Enfin, on a recueilli, dans l'archipel polynésien de Samoa, «le conte dans lequel un amoureux, emmenant sa belle et poursuivi, jette derrière lui un peigne qui se change en un bois, etc.» (Mélusine, II, col. 214).
XIII
LES TROCS DE JEAN-BAPTISTE
Il était une fois un homme et sa femme, Jean-Baptiste et Marguerite. «Jean-Baptiste,» dit un jour Marguerite, «pourquoi ne faites-vous pas comme notre voisin? il troque sans cesse et gagne ainsi beaucoup d'argent.—Mais,» dit Jean-Baptiste, «si je venais à perdre, vous me chercheriez querelle.—Non, non,» répondit Marguerite, «on sait bien qu'on ne peut pas toujours gagner. Nous avons une vache, vous n'avez qu'à l'aller vendre.»
Voilà Jean-Baptiste parti avec la vache. Chemin faisant, il rencontra un homme qui conduisait une bique. «Où vas-tu, Jean-Baptiste?—Je vais vendre ma vache pour avoir une bique.—Ne va pas si loin, en voici une.» Jean-Baptiste troqua sa vache contre la bique et continua son chemin.
A quelque distance de là, il rencontra un autre homme qui avait une oie dans sa hotte. «Où vas-tu, Jean-Baptiste?—Je vais vendre ma bique pour avoir une oie.—Ne va pas si loin, en voici une.» Ils échangèrent leurs bêtes, puis Jean-Baptiste se remit en route.

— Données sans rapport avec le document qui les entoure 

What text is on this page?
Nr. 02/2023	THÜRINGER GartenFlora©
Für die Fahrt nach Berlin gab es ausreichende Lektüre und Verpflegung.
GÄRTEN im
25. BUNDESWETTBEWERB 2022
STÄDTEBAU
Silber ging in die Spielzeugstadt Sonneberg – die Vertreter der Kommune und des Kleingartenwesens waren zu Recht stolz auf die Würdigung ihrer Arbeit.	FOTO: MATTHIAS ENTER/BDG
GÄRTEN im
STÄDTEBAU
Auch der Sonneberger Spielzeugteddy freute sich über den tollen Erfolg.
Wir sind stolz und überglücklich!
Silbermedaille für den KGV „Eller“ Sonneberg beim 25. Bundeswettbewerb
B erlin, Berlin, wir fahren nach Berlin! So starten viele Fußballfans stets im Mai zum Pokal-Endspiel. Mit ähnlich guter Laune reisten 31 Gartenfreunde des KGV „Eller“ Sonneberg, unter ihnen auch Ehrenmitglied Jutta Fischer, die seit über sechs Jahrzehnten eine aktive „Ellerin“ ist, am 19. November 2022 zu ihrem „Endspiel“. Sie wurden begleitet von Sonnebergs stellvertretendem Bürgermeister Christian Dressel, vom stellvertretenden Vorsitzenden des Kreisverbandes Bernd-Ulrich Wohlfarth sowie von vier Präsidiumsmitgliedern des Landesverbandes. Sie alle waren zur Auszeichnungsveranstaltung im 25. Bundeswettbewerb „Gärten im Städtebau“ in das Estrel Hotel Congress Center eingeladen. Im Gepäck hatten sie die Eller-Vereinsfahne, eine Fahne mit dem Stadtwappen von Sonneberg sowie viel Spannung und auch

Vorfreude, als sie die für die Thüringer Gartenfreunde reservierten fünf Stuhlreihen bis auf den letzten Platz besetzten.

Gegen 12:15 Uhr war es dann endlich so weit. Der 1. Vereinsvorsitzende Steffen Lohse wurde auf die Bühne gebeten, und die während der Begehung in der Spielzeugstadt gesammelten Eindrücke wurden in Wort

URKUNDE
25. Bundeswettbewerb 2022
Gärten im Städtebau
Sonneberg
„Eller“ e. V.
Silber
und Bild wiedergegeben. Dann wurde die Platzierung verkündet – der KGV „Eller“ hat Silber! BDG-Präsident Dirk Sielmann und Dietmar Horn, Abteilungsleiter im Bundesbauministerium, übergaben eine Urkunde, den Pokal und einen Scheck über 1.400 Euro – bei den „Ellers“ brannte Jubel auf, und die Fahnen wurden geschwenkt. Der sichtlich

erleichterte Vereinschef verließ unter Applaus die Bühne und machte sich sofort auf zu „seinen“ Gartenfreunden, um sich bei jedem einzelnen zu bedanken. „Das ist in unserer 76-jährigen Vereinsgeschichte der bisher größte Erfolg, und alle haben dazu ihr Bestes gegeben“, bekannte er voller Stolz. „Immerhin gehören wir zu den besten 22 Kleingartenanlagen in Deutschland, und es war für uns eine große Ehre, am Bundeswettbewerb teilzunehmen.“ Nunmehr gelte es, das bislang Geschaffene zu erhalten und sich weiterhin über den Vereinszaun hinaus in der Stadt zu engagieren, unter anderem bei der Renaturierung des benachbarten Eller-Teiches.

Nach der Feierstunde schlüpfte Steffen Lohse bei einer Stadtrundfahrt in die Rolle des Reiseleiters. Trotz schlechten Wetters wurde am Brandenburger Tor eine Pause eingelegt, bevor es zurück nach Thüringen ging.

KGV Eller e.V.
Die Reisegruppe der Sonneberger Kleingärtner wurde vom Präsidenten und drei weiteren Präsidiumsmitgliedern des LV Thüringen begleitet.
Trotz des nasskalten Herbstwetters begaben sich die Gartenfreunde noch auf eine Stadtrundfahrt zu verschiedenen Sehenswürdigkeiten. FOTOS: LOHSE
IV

Il rencontra encore un homme qui tenait un coq. «Où vas-tu, Jean-Baptiste?—Je vais vendre mon oie pour avoir un coq.—Ce n'est pas la peine d'aller plus loin, en voici un.» Jean-Baptiste donna son oie et prit le coq.

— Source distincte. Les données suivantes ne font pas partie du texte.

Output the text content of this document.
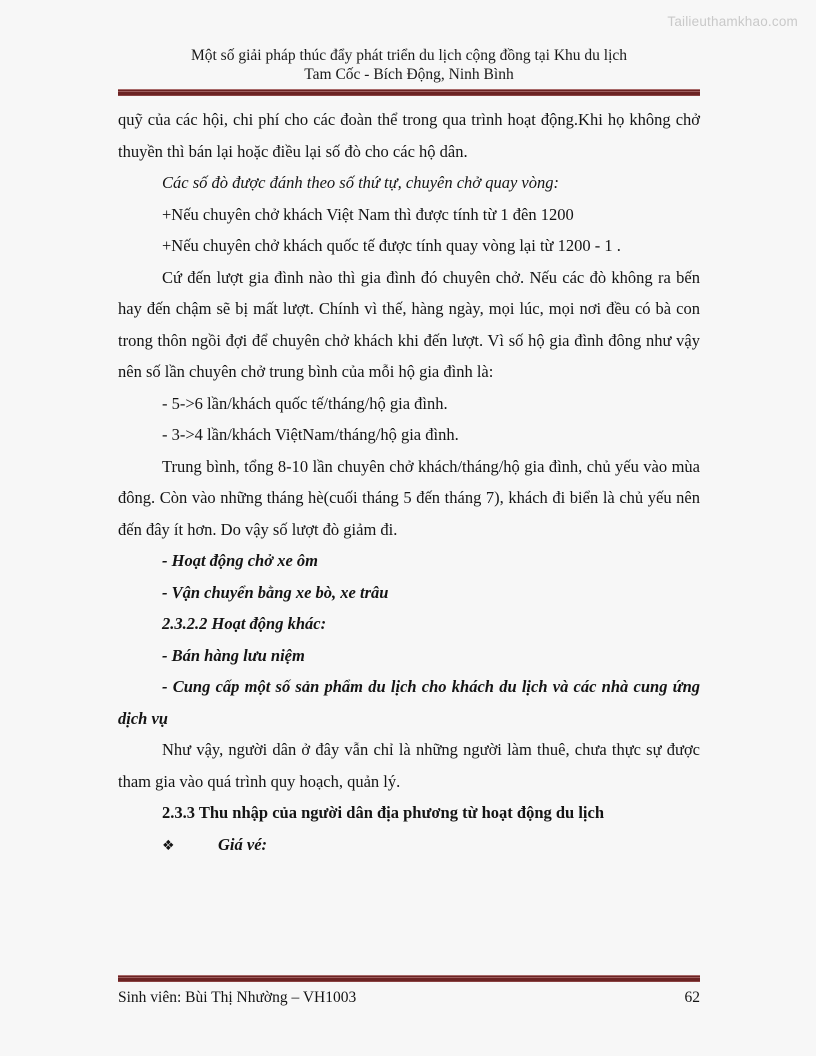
Tailieuthamkhao.com
Một số giải pháp thúc đẩy phát triển du lịch cộng đồng tại Khu du lịch
Tam Cốc - Bích Động, Ninh Bình

quỹ của các hội, chi phí cho các đoàn thể trong qua trình hoạt động.Khi họ không chở thuyền thì bán lại hoặc điều lại số đò cho các hộ dân.

Các số đò được đánh theo số thứ tự, chuyên chở quay vòng:

+Nếu chuyên chở khách Việt Nam thì được tính từ 1 đên 1200

+Nếu chuyên chở khách quốc tế được tính quay vòng lại từ 1200 - 1 .

Cứ đến lượt gia đình nào thì gia đình đó chuyên chở. Nếu các đò không ra bến hay đến chậm sẽ bị mất lượt. Chính vì thế, hàng ngày, mọi lúc, mọi nơi đều có bà con trong thôn ngồi đợi để chuyên chở khách khi đến lượt. Vì số hộ gia đình đông như vậy nên số lần chuyên chở trung bình của mỗi hộ gia đình là:

- 5->6 lần/khách quốc tế/tháng/hộ gia đình.

- 3->4 lần/khách ViệtNam/tháng/hộ gia đình.

Trung bình, tổng 8-10 lần chuyên chở khách/tháng/hộ gia đình, chủ yếu vào mùa đông. Còn vào những tháng hè(cuối tháng 5 đến tháng 7), khách đi biển là chủ yếu nên đến đây ít hơn. Do vậy số lượt đò giảm đi.

- Hoạt động chở xe ôm

- Vận chuyển bằng xe bò, xe trâu

2.3.2.2 Hoạt động khác:

- Bán hàng lưu niệm

- Cung cấp một số sản phẩm du lịch cho khách du lịch và các nhà cung ứng dịch vụ

Như vậy, người dân ở đây vẫn chỉ là những người làm thuê, chưa thực sự được tham gia vào quá trình quy hoạch, quản lý.

2.3.3 Thu nhập của người dân địa phương từ hoạt động du lịch

❖	Giá vé:
Sinh viên: Bùi Thị Nhường – VH1003	62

En entrant dans la ville, il vit une femme qui ramassait du crottin dans la rue. «Ma bonne femme,» lui dit-il, «gagnez-vous beaucoup à ce métier-là?—Mais oui, assez,» dit-elle.—«Voudrez-vous me céder un crottin en échange de mon coq?—Volontiers,» dit la femme. Jean-Baptiste lui donna son coq, emporta son crottin et alla sur le champ de foire; il y trouva son voisin. «Eh bien! Jean-Baptiste, fais-tu des affaires?—Oh! je ne ferai pas grand'chose aujourd'hui. J'ai changé ma vache contre une bique.—Que tu es nigaud! mais que va dire Marguerite?—Marguerite ne dira rien. Ce n'est pas tout: j'ai changé ma bique contre une oie.—Oh! que dira Marguerite?—Marguerite ne dira rien. Ce n'est pas encore tout: j'ai changé mon oie contre un coq, et le coq, je l'ai donné pour un crottin.—Le sot marché que tu as fait là! Marguerite va te quereller.—Marguerite ne dira rien.—Parions deux cents francs: si elle te cherche dispute, tu paieras les deux cents francs; sinon, c'est moi qui te les paierai.» Jean-Baptiste accepta, et ils reprirent ensemble le chemin de leur village.
«Eh bien! Jean-Baptiste,» dit Marguerite, «avez-vous fait affaire?—Je n'ai pas fait grand'chose: j'ai changé ma vache contre une bique.—Tant mieux. Nous n'avions pas assez de fourrage pour nourrir une vache; nous en aurons assez pour une bique, et nous aurons toujours du lait.—Ce n'est pas tout. J'ai changé ma bique contre une oie.—Tant mieux encore; nous aurons de la plume pour faire un lit.—Ce n'est pas tout. J'ai changé l'oie contre un coq.—C'est fort bien fait; nous aurons toujours de la plume.—Mais ce n'est pas encore tout. J'ai changé le coq contre un crottin.—Voilà qui est au mieux. Nous mettrons le crottin au plus bel endroit de notre jardin, et il y poussera de quoi faire un beau bouquet.»